Paul Cézanne hat mit seinen Badenden das Verhältnis zwischen körperlicher Gebundenheit und kosmischer Ordnung zu einem Hauptthema seiner Malerei gemacht. Rotgold feuert das weibliche Gelock der vordersten der „Drei Badenden“ vor dem kühlen Grün des Wiesenplans. Die „Einschiffung“ von Rubens’ Werkstattgefährten Jacob Jordaens wirkt wie das Stichwort zu den Rokoko-Idyllen von Watteau. Édouard Manets „Das Angeln“ stellt ein Liebespaar in der flämischen Tracht der Rubens-Zeit in eine metaphysische Landschaft nach Art des jungen Tizian, als dieser noch der Gefährte von Giorgione war. Dieses bezeichnende Bild war leider nur in Brüssel ausgestellt. In London ersetzen es einige der Hauptwerke der Landschaftsmalerei von John Constable sowie ein Erntewagen des Thomas Gainsborough. Dieser erscheint als direkter Nachfahre des sinnlich-allegorischen Landschaftstheaters seines großen Vorbilds, beispielhaft vertreten in dessen „Landschaft mit Steinfuhre“ (um 1629) aus der Gemäldegalerie der Eremitage in Sankt Petersburg. Die Schriftstellerin Johanna Schopenhauer, Mutter des Philosophen, zeigte sich gewaltsam ergriffen von dem aus Rubens‘ Werkstatt stammenden Gemälde „Das jüngste Gericht“: „Ich konnte vor innerem Grauen den Anblick kaum ertragen und auch nicht mich davon abwenden.“

Umerfindungen des Alten in eine neue Form

Neben der Gewalt sind Mitgefühl, Eleganz und Poesie weitere Signalworte, um die Beschaffenheit von Rubens’ Bilderwelt zu kennzeichnen. Im 19. Jahrhundert entstand um den Maler ein Kult. Rubens wurde zum Mythos. Antoine Wiertz empfand sich als Wiedergeburt seines großen Landsmannes, indem er sehr direkt dessen Sujets weiterführte. Auch Arnold Böcklin knüpft mit seiner Kampfdarstellung auf der Brücke direkt an die Amazonenschlacht von Rubens an. Auf Apfelschimmeln sprengen nackte Knaben über die Holzbrücke ihrem Feind entgegen. Böcklins Kollege Hans Makart ging 1879 als Rubens verkleidet in einem Festumzug durch Wien.

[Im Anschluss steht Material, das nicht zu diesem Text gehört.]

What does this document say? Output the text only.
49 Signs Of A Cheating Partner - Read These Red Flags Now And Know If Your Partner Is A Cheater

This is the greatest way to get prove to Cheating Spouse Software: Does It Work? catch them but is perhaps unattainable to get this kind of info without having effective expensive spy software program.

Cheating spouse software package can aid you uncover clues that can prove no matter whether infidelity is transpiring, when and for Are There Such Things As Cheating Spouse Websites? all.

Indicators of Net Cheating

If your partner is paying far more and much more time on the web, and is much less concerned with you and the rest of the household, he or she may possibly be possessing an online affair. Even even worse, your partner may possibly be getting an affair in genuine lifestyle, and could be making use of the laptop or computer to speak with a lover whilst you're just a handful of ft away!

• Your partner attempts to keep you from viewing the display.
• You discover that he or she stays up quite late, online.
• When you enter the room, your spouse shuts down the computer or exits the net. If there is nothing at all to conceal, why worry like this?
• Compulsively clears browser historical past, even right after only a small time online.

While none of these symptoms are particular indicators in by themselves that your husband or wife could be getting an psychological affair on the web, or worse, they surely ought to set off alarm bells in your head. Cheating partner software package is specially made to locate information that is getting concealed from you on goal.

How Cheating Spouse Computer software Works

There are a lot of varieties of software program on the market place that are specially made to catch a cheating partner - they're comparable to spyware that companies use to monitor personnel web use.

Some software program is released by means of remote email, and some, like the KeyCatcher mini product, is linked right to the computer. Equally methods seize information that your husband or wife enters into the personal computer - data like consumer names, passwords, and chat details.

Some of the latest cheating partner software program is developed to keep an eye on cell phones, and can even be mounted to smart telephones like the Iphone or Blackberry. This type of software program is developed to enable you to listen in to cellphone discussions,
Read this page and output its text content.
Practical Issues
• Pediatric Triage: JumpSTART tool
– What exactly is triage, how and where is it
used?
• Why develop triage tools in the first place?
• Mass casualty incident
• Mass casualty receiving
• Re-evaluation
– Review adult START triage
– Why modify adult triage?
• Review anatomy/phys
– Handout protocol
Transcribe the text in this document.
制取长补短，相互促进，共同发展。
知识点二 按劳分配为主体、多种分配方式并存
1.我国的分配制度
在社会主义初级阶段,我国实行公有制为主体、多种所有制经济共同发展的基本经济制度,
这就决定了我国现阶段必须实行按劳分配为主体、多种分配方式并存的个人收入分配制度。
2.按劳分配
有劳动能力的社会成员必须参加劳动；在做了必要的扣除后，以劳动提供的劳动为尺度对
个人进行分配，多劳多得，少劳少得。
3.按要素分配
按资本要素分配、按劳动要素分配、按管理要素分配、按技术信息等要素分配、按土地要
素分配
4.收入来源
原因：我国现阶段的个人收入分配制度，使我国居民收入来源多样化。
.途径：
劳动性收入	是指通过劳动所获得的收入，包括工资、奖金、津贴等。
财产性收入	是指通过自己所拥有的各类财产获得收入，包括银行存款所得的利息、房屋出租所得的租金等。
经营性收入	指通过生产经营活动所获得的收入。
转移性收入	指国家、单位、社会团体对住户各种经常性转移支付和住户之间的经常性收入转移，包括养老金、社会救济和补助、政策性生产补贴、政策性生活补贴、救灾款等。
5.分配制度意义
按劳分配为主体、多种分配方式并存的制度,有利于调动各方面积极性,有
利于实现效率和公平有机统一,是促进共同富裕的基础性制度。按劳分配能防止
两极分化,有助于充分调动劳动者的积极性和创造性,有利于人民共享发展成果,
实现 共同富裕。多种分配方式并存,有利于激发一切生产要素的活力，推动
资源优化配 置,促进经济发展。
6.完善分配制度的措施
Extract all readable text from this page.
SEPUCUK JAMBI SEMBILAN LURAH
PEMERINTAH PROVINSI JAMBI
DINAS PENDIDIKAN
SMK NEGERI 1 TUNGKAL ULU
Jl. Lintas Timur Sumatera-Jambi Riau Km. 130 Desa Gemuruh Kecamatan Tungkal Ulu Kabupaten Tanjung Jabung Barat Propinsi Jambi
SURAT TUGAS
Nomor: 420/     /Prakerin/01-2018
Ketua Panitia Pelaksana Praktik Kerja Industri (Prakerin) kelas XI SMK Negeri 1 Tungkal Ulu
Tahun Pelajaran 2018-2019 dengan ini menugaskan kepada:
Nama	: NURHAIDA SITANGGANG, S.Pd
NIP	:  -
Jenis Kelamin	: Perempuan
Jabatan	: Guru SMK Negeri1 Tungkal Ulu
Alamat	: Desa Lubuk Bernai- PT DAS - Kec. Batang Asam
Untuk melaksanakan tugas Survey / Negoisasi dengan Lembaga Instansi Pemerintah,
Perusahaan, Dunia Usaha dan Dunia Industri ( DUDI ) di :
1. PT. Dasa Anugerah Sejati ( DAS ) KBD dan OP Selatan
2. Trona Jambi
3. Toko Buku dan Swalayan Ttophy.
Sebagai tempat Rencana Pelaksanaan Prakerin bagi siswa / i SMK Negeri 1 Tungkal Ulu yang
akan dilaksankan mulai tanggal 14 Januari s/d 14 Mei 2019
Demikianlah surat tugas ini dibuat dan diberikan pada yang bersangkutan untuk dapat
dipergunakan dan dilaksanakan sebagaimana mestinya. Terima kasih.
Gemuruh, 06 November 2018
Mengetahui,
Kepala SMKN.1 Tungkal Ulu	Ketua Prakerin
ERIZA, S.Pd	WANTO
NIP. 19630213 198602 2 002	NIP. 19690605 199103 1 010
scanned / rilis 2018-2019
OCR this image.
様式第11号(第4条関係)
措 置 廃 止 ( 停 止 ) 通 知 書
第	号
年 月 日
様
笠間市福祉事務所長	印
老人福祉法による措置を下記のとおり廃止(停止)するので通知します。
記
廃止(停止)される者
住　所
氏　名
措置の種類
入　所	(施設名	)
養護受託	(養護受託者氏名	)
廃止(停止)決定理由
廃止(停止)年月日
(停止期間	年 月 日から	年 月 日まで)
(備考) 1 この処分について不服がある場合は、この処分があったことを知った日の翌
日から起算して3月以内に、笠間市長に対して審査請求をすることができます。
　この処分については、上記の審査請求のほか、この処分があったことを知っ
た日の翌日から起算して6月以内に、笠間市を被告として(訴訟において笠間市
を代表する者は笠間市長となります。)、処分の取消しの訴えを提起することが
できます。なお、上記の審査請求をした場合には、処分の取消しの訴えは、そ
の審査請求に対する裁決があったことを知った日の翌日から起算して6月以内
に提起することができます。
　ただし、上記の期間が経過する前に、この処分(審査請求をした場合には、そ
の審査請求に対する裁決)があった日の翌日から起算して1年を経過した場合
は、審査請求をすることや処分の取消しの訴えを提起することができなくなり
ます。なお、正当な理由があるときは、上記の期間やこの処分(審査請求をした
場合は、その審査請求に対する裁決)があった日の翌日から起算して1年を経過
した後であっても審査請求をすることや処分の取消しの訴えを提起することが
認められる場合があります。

Peter Paul Rubens ließe sich anstatt eines im Doppelsinne ersten Malers des Barock ebensogut als ein letzter großer Meister der Renaissance bezeichnen. Denn er war weit weniger ein Neuerer als Caravaggio oder Rembrandt. Dafür besaß er ein beispielloses Talent dafür, komplexe Themen und scheinbar widersprüchliche Bewegungen in einer schlüssigen und überzeugenden Gesamtheit zu verbinden. In diesen Verbindungen sind keine Fugen und Nähte auszumachen. Es sind vollständige Umerfindungen des Alten in eine neue Form: ewige Kunst mit theatralischem Gestus.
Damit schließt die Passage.